Metió las manos en los bolsillos y de forma mecánica fue deslizando
sus dedos entre las monedas, como si los introdujera en un baño de parafina. Ahora
el dinero de plástico había sustituido al de uso corriente, y apenas utilizaba
monedas o billetes. Las monedas eran casi un residuo de su pasado, de ese
pasado en el que tenía cosas más sólidas
a las que aferrarse.
-Ustedes, los hombres de leyes, hacen que todo parezca
enrevesado y a la vez sencillo- dijo Lucía, a su espalda. ¡Maquillan tan bien
las palabras con los latines y los derechos y los artículos del Código Civil!
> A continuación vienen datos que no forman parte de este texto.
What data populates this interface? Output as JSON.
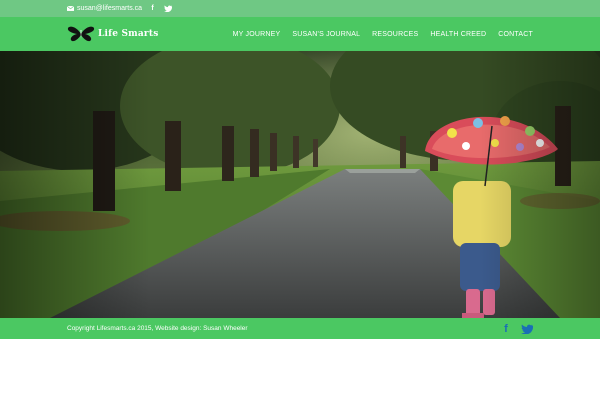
{
  "topbar": {
    "email": "susan@lifesmarts.ca",
    "icons": [
      "mail-icon",
      "facebook-icon",
      "twitter-icon"
    ]
  },
  "header": {
    "logo_text": "Life Smarts",
    "nav": [
      {
        "label": "MY JOURNEY"
      },
      {
        "label": "SUSAN'S JOURNAL"
      },
      {
        "label": "RESOURCES"
      },
      {
        "label": "HEALTH CREED"
      },
      {
        "label": "CONTACT"
      }
    ]
  },
  "footer": {
    "copyright": "Copyright Lifesmarts.ca 2015, Website design: Susan Wheeler",
    "icons": [
      "facebook-icon",
      "twitter-icon"
    ]
  },
  "colors": {
    "topbar": "#6fc884",
    "header": "#4bc862",
    "footer": "#4bc862",
    "social_icon": "#1a6fb5"
  }
}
D. Augusto no respondió. No serviría de nada, pues pensaba
lo mismo. Durante los treinta y cinco años que llevaba en el ejercicio de su
carrera no le había temblado el pulso ni una sola vez al emitir un veredicto. Se
había hecho un corazón y una cabeza a la medida de su cargo; tal vez aún quedaba
en él la huella borrosa de cierta piedad disimulada por el silencio burocrático
y servil de los juzgados. Pero no recordaba sensaciones asociadas a esa
frigidez espiritual. Simplemente, dejó que su corazón se corrompiera. Se
recreaba en una envolvente seguridad como si estuviera blindado, o como si se
elevara planeando ligero por encima del bien y del mal. Desde esta posición, el
infortunio ajeno quedaba reducido a la mínima expresión, y le parecía
anecdótico, ridículo y sobre todo, lejano. Sí, la vanidad le inflaba como un
globo, dentro del cual podía alejarse de las lamentables desgracias cotidianas.